Ajdin Maksumić

Personal information
- Date of birth: 24 July 1985 (age 40)
- Place of birth: Konjic, SFR Yugoslavia
- Height: 1.88 m (6 ft 2 in)
- Position: Midfielder

Youth career
- Igman Konjic

Senior career*
- Years: Team / Apps / (Gls)
- 2004–2006: Sarajevo / 52 / (6)
- 2007: Khimki / 9 / (0)
- 2008–2010: Sarajevo / 36 / (2)
- 2010: Dinamo II București / 1 / (0)
- 2010–2011: Pandurii / 2 / (0)
- 2011: Sarajevo / 7 / (0)
- 2012: FC Staad
- 2012: Sloboda Užice / 0 / (0)
- 2013: GOŠK Gabela / 6 / (0)
- 2013–2014: Zvijezda Gradačac / 22 / (0)
- 2014–2015: Igman Konjic / 12 / (1)
- 2015: Vatanspor BH / 5 / (0)
- 2016-2018: FV Bad Vilbel / 85 / (18)
- Total:  / 237 / (27)

International career^{‡}
- 2003: Bosnia and Herzegovina U-19 / 2 / (0)
- 2006–2007: Bosnia and Herzegovina U-21 / 3 / (0)

= Ajdin Maksumić =

Bosnian-Herzegovinian retired footballer (born 1985)

Ajdin Maksumić (born 24 July 1985) is a Bosnian-Herzegovinian retired footballer who ended his career in the German amateur leagues.

==Club career==
Born in Konjic, SR Bosnia and Herzegovina, previously, he played for FK Igman from his hometown and FK Sarajevo.

On January 30, 2007, he transferred to Russian club FC Khimki, where he played in 9 Russian Premier League matches.

On August 28, 2008, he came back to FK Sarajevo and played in the Premier League of Bosnia and Herzegovina.

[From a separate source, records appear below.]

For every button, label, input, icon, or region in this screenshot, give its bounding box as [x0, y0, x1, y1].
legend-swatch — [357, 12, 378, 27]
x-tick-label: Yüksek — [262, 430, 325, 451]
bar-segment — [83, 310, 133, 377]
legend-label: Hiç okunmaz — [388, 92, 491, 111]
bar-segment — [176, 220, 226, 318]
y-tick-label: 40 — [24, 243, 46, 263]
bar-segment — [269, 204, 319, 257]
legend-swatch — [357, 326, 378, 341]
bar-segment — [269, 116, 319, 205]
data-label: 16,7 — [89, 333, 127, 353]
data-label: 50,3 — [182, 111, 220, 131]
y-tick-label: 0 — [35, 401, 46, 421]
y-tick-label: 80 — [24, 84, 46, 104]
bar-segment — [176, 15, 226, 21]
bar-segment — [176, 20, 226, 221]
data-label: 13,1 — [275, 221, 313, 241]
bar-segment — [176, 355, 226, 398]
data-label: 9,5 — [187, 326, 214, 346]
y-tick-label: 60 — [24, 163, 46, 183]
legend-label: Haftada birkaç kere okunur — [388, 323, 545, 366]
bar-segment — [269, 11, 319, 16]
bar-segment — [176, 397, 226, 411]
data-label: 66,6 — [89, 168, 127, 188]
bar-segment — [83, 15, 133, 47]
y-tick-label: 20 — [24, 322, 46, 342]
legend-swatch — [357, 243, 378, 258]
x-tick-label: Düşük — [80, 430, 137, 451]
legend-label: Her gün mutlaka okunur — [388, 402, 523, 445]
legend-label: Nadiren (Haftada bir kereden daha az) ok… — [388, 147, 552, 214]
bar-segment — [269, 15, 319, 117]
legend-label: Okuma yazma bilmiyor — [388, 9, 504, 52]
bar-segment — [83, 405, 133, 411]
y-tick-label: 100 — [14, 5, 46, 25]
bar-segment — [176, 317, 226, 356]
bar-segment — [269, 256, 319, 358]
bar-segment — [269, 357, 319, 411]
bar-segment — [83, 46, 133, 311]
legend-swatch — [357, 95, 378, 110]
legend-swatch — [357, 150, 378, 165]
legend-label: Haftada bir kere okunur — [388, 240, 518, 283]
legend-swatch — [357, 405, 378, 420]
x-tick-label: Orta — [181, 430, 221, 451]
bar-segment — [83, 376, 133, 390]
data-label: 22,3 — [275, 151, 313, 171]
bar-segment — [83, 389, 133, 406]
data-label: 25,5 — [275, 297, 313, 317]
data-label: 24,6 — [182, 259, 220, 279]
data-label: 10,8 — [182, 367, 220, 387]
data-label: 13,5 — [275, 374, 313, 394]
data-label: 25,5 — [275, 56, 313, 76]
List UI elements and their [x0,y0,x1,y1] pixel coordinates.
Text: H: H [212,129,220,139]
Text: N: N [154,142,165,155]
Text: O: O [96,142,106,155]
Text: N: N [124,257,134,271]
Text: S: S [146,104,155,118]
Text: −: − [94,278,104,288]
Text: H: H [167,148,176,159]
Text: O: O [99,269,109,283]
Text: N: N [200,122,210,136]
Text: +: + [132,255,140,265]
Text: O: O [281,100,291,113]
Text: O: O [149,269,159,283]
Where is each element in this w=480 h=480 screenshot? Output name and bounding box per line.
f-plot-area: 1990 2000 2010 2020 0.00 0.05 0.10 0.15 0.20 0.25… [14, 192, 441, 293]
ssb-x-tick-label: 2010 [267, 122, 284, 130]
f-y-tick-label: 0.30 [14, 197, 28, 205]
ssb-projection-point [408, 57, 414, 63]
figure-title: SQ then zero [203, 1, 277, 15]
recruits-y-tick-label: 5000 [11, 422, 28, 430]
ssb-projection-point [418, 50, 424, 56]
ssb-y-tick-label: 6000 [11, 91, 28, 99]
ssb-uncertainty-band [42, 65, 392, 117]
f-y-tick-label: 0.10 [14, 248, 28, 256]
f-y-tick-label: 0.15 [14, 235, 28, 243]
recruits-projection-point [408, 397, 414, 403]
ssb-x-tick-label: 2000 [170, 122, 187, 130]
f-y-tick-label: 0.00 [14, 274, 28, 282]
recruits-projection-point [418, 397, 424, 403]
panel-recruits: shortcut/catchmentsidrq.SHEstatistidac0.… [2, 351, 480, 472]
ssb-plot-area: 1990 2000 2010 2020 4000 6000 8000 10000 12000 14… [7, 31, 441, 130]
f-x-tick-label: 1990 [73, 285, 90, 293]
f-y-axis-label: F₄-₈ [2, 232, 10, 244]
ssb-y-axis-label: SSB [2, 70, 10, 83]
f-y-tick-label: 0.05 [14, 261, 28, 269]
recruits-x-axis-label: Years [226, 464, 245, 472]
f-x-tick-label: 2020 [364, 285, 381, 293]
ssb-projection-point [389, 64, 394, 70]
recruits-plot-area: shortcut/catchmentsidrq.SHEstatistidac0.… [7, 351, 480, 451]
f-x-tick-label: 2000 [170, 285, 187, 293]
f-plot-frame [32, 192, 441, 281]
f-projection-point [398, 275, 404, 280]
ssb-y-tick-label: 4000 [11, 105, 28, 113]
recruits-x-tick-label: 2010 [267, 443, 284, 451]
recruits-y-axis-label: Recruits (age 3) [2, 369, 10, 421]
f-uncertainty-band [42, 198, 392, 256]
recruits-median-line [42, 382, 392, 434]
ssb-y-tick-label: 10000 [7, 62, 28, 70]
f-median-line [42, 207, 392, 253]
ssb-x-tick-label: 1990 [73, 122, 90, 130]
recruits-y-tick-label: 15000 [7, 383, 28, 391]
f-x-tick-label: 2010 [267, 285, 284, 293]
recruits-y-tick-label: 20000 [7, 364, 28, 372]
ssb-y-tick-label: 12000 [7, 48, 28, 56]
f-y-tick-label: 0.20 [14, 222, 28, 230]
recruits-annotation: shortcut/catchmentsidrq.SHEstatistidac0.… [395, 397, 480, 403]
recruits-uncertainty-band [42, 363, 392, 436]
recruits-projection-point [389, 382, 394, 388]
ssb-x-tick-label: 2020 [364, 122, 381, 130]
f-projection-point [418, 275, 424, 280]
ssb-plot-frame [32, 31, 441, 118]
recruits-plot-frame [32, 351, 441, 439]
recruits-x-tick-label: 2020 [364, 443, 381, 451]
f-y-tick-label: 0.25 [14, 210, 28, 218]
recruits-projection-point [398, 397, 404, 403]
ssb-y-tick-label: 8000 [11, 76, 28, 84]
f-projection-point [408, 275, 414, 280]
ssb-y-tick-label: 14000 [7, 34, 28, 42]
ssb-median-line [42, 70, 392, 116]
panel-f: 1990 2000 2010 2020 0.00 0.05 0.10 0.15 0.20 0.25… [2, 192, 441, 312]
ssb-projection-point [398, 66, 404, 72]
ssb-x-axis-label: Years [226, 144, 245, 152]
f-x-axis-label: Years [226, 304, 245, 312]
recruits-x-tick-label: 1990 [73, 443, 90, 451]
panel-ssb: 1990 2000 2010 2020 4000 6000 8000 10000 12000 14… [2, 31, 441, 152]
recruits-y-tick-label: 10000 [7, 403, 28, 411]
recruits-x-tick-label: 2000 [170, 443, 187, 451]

During the winter break of the 2011–12 season he left Bosnia and joined Swiss lower league side FC Staad. In August 2012 after a successful trial he signed with Serbian club FK Sloboda Užice.

In summer 2014, he returned to his hometown club, FK Igman Konjic.

==International career==

In March 2007, he received his first senior call up from against Norway, but did not play.

Earlier he was a member of the Bosnian U21 team.